Speaking of the contact theory, he says:--'If there could exist a power having the property ascribed to it by the hypothesis, namely, that of giving continual impulse to a fluid in one constant direction, without being exhausted by its own action, it would differ essentially from all the known powers in nature.

All the powers and sources of motion with the operation of which we are acquainted, when producing these peculiar effects, are expended in the same proportion as those effects are produced; and hence arises the impossibility of obtaining by their agency a perpetual effect; or in other words a perpetual motion.
But the electro-motive force, ascribed by Volta to the metals, when in contact, is a force which, as long as a free course is allowed to the electricity it sets in motion, is never expended, and continues to be excited with undiminished power in the production of a never-ceasing effect.

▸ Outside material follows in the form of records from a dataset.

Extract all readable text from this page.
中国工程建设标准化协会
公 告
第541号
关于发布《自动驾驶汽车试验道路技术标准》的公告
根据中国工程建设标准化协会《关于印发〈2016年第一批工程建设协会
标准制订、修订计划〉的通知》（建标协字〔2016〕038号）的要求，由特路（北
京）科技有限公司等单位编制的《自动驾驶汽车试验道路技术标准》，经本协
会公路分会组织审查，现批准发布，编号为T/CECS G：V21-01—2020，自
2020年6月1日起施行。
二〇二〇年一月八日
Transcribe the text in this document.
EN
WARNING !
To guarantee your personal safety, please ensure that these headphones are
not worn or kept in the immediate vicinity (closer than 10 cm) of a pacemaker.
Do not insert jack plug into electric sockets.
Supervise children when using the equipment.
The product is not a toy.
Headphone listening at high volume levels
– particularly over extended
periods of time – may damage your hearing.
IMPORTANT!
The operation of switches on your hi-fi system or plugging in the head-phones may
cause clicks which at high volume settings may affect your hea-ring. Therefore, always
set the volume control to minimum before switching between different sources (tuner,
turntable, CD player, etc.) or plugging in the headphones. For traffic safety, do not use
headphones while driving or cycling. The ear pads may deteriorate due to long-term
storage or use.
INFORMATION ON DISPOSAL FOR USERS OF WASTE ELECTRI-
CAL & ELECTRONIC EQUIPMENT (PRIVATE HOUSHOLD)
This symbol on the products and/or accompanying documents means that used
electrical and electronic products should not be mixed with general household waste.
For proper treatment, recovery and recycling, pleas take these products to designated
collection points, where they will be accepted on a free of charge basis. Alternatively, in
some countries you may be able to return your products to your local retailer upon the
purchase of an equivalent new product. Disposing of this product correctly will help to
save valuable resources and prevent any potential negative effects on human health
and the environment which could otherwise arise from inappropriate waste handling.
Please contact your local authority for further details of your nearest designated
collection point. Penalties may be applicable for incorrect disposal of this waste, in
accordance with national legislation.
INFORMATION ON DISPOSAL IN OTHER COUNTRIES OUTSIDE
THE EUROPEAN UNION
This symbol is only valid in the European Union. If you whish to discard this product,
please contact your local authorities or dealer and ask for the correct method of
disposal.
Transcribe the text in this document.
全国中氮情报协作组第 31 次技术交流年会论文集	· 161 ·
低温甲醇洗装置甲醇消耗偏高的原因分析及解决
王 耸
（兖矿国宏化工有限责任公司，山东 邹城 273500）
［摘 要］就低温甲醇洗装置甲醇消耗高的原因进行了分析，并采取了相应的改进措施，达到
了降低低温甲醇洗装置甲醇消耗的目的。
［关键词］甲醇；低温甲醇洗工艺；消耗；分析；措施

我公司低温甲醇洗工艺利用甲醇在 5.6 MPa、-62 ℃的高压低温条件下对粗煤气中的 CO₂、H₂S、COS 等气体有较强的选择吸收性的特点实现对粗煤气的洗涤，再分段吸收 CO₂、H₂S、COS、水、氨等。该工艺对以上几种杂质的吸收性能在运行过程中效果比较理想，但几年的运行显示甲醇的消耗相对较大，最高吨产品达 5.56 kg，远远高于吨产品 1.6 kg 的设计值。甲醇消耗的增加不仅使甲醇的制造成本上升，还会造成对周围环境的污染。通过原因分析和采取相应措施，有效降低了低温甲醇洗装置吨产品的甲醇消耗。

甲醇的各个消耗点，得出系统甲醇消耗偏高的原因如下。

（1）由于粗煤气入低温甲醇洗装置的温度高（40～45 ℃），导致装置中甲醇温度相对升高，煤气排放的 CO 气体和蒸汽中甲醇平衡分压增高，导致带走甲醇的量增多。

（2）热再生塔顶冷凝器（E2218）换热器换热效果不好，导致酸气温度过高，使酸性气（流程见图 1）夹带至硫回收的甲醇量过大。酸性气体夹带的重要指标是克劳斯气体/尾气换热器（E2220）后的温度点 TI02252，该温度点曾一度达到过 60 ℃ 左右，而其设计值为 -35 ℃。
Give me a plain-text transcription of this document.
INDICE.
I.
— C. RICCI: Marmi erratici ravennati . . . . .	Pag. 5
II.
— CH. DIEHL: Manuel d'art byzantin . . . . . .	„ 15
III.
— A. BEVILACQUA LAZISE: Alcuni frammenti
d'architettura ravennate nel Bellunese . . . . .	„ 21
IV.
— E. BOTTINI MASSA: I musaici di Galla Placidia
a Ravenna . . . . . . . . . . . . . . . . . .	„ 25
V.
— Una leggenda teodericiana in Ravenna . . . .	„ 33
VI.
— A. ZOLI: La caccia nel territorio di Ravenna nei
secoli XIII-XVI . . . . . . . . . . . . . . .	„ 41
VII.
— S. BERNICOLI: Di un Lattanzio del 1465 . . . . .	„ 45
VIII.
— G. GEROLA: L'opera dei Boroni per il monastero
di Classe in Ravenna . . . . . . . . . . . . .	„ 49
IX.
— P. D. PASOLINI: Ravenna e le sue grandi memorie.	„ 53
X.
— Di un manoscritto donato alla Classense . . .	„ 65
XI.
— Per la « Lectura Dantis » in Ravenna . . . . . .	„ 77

Against the truth of such a supposition the probabilities are all but infinite.' When this argument, which he employed independently, had clearly fixed itself in his mind, Faraday never cared to experiment further on the source of electricity in the voltaic pile.

The argument appeared to him 'to remove the foundation itself of the contact theory,' and he afterwards let it crumble down in peace.[1] Footnote to Chapter 7 [1] To account for the electric current, which was really the core of the whole discussion, Faraday demonstrated the impotence of the Contact Theory as then enunciated and defended.